L’intervento rientra in un masterplan da 35 milioni che coinvolge anche via Santo Strato, via Manzoni, via Orazio, via Petrarca, viale Virgilio e via Tito Lucrezio Caro. Per la seconda metà di via Posillipo (fino a Donn’Anna) si attenderà la conclusione del cantiere Abc Napoli sul collettore fognario, modificato dopo le indagini sui sottoservizi: la nuova soluzione prevede il potenziamento della rete esistente con due canali paralleli per evitare allagamenti ricorrenti.

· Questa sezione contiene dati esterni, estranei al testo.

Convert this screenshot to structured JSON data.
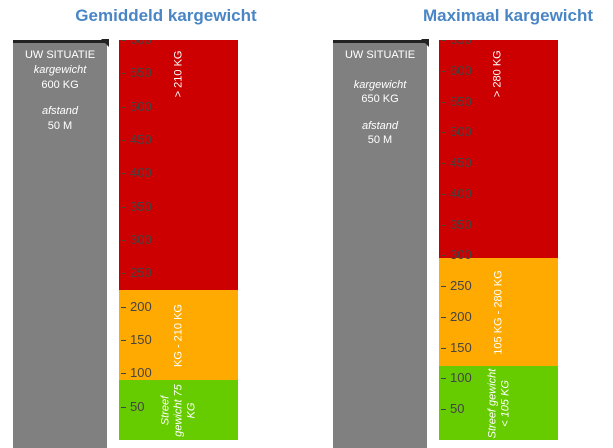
{
  "chart_data": [
    {
      "type": "stacked-scale",
      "title": "Gemiddeld kargewicht",
      "ylim": [
        0,
        600
      ],
      "yticks": [
        50,
        100,
        150,
        200,
        250,
        300,
        350,
        400,
        450,
        500,
        550,
        600
      ],
      "series": [
        {
          "name": "Streef gewicht 75 KG",
          "color": "#66cc00",
          "values": [
            90
          ]
        },
        {
          "name": "KG - 210 KG",
          "color": "#ffaa00",
          "values": [
            135
          ]
        },
        {
          "name": "> 210 KG",
          "color": "#cc0000",
          "values": [
            375
          ]
        }
      ],
      "situation": {
        "title": "UW SITUATIE",
        "weight_label": "kargewicht",
        "value": 600,
        "value_label": "600 KG",
        "distance_label": "afstand",
        "distance": "50 M",
        "color": "#808080"
      }
    },
    {
      "type": "stacked-scale",
      "title": "Maximaal kargewicht",
      "ylim": [
        0,
        650
      ],
      "yticks": [
        50,
        100,
        150,
        200,
        250,
        300,
        350,
        400,
        450,
        500,
        550,
        600,
        650
      ],
      "series": [
        {
          "name": "Streef gewicht < 105 KG",
          "color": "#66cc00",
          "values": [
            120
          ]
        },
        {
          "name": "105 KG - 280 KG",
          "color": "#ffaa00",
          "values": [
            175
          ]
        },
        {
          "name": "> 280 KG",
          "color": "#cc0000",
          "values": [
            355
          ]
        }
      ],
      "situation": {
        "title": "UW SITUATIE",
        "weight_label": "kargewicht",
        "value": 650,
        "value_label": "650 KG",
        "distance_label": "afstand",
        "distance": "50 M",
        "color": "#808080"
      }
    }
  ]
}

I residenti e i commercianti accolgono positivamente l’annuncio, pur temendo i disagi dei cantieri. Restano divisioni sul tema asfalto-sampietrini: da un lato la sicurezza e la funzionalità, dall’altro il valore storico e paesaggistico. La Municipalità 1 ha avviato un dialogo costante con il quartiere e assicura monitoraggi per il rispetto dei tempi.

L’obiettivo dichiarato dall’assessore Cosenza è chiaro: mettere fine all’incubo quotidiano di chi percorre Posillipo in auto, scooter, bici o autobus, restituendo sicurezza, decoro e vivibilità a una strada mai sottoposta a un restyling organico dal 1994.